How Redacting 'Just 15%' Can Hide The Details Of CIA's Torture Program
from the here's-an-example dept
As the fight over the redactions on the CIA torture report continue, it’s worth reminding folks how you can totally change the story with just a few well placed redactions. Director of National Intelligence has insisted that just 15% was redacted — though, as Marcy Wheeler points out, the part that’s being declassified is just the exec summary, which was written specifically to get around the redactor’s ink, since the details are buried in the full report, which will likely remain classified for a while. In other words, the vast, vast majority of the report is still “redacted.” Still, even a 15% redaction can do a lot of damage and hide a lot of facts. Senator Mark Udall has made it clear that the existing redactions make parts of the report “incomprehensible” in an effort to hide embarrassing information from the public.
Reed Richardson decided to do a fairly simple demonstration to show just how much a 15% redaction can bury key points. He took President Obama’s statement about how “we tortured some folks” and redacted “just 15%” of it (though such that if you look closely, you can see what’s covered). Notice how the key elements — the admission of torture — simply fade away…
Filed Under: barack obama, cia, james clapper, redactions, senate intelligence committee, torture report
Comments on “How Redacting 'Just 15%' Can Hide The Details Of CIA's Torture Program”
I redacted some letters to my congressmen as part of DWFB. Turned the letter from one opposing mass surveillance into one supporting it. I sent them both
Redacting 15% of the white on the paper or the amount of area within the letters, Bingo it’s not actually a redaction they condensed the font to further utilize the sizing of the white lines between the text
Mad libs anyone
Okay I need the following:
2 names
noun
noun
noun
…
http://uncyclopedia.wikia.com/wiki/Censorship
Classic example of totally changing the meaning of a sentence. Just mouse over to reveal the redacted parts.
Note: sense of humor advised
Re: Re:
example:
Censorship is the restriction of expression for the purpose of protecting people from reality by selectively limiting access to various ideas deemed harmful by some authority.
becomes
Censorship is protecting people from harm
Re: Citing Uncyclopedia as comment on censorship?
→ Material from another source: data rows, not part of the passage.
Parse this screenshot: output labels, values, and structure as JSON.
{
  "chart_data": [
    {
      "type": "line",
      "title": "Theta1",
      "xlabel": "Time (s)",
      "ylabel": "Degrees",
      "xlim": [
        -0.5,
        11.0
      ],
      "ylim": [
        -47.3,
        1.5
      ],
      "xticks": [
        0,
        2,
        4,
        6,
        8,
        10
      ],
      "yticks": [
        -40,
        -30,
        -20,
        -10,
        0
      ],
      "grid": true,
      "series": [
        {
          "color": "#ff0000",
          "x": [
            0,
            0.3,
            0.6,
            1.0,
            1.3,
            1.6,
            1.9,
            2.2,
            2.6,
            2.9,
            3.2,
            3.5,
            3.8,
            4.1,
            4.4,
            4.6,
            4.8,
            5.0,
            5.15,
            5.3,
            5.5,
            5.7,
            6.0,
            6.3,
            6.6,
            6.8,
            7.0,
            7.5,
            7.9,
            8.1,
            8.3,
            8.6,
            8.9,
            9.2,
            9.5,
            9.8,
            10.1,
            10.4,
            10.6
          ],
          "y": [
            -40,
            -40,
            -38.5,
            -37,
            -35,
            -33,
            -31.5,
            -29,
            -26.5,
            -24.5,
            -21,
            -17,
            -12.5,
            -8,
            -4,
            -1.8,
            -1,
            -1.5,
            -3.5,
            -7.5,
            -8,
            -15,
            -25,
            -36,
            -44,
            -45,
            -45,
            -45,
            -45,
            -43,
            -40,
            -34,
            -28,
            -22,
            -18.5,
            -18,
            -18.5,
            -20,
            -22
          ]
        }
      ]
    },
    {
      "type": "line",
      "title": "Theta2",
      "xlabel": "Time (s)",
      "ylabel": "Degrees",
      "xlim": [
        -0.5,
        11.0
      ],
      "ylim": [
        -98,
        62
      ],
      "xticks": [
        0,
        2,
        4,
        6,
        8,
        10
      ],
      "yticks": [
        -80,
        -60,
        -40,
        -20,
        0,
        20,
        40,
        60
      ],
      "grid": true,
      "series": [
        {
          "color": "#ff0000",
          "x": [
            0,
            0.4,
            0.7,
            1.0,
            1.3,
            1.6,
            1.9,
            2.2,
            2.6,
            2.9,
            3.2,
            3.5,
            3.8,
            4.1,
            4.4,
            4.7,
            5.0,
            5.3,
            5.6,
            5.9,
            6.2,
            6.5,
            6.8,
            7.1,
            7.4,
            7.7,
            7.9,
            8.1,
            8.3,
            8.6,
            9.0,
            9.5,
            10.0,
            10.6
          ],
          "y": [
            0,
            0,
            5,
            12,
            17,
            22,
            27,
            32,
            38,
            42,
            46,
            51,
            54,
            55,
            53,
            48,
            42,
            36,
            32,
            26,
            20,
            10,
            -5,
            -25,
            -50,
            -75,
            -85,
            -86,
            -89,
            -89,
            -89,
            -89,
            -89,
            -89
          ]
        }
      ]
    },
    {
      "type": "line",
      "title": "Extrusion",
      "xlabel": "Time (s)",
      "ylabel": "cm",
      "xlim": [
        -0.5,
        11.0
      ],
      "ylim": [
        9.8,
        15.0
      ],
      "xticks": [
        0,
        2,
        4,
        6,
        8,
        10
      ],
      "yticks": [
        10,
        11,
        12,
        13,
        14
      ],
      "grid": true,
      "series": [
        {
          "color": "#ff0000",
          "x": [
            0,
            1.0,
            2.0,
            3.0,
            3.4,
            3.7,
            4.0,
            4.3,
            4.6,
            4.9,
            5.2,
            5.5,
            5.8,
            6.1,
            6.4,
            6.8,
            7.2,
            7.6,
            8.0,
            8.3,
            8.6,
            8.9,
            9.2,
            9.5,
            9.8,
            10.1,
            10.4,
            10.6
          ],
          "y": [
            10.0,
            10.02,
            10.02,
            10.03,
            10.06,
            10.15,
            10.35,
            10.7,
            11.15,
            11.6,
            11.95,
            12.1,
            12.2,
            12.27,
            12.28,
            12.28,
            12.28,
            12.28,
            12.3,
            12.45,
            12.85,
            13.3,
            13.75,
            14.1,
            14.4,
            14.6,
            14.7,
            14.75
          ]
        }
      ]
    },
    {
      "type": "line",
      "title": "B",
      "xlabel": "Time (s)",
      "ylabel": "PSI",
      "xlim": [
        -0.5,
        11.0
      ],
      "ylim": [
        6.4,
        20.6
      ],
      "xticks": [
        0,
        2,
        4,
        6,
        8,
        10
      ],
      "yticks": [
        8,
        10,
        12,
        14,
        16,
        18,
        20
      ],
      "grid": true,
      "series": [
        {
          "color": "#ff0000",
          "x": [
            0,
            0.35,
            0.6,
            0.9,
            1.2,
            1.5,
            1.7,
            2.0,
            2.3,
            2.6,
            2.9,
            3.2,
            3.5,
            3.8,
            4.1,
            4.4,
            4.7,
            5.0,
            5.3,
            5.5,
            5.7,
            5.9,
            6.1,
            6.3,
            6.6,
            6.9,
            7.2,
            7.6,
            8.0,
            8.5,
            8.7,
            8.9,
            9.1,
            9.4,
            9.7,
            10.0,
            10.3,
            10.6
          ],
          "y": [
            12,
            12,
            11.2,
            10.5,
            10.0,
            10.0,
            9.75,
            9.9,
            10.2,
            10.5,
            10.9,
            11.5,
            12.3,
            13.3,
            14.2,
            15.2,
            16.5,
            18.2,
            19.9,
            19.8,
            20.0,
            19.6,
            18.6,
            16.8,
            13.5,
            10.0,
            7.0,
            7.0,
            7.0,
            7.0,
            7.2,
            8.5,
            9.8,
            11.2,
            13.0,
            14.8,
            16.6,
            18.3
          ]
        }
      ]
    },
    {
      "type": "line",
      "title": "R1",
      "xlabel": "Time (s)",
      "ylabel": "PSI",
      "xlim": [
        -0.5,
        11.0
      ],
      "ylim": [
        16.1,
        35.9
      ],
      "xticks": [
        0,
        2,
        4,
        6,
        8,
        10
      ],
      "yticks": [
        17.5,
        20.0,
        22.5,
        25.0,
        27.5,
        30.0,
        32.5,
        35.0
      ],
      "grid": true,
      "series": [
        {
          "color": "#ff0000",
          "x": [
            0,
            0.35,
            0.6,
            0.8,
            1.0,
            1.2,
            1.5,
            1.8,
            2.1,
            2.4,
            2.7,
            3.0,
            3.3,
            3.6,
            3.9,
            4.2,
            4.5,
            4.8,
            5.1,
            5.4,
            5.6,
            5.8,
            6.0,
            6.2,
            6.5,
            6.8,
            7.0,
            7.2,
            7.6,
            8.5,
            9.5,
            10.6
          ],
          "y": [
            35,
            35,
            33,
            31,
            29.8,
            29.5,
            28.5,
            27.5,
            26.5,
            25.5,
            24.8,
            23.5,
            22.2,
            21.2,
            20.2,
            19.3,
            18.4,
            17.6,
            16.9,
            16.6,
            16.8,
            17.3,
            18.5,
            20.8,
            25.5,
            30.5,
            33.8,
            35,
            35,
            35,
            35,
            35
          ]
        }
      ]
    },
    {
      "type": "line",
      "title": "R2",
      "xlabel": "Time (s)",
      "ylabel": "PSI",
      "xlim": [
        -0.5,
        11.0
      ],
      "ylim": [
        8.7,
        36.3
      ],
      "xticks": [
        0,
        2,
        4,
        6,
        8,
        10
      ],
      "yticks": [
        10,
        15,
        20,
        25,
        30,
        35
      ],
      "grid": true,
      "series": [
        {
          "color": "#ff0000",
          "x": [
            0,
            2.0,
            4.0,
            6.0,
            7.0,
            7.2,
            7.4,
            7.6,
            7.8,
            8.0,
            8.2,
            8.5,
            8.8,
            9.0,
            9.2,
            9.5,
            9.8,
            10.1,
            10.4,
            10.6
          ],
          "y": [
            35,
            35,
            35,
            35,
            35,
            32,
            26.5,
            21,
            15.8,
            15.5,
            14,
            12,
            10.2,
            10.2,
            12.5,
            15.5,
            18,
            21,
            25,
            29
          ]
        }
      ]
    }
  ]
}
Deliciously ironic
…because, in its infinite evil, Wikia has censored the Uncyclopedia in its entirety – shitcanning the entire wiki in a couple of dozen languages. See uncyclopedia.ca/wiki/Forum:A%20message%20from%20Fandom for the details.
…or try uncyclopedia.ca/wiki/Censorship as maybe that one’s still up. 🙂
Typical
15% is approximately 1 in 6; so basically one word in every sentence of 6 words. In any given sentence, there is a noun or two (subject, object), a verb, and other words that could be loosely grouped as “qualifiers”.
To destroy the value of the sentence, only one of the major words must be removed:
Original:
Johnny ate the bright red apple.
Critical words removed:
XXXXXX ate the bright red apple.
Johnny XXXXXX the bright red apple.
Johnny ate the bright red XXXXXX.
So I would expect 15% redactions to remove the sense of pretty much anything.
An apt analogy...
To me this redaction is tantamount to the CIA obscuring a crime scene they caused by 15% in which we can still tell a crime was commited, but they in effect hid the smoking gun.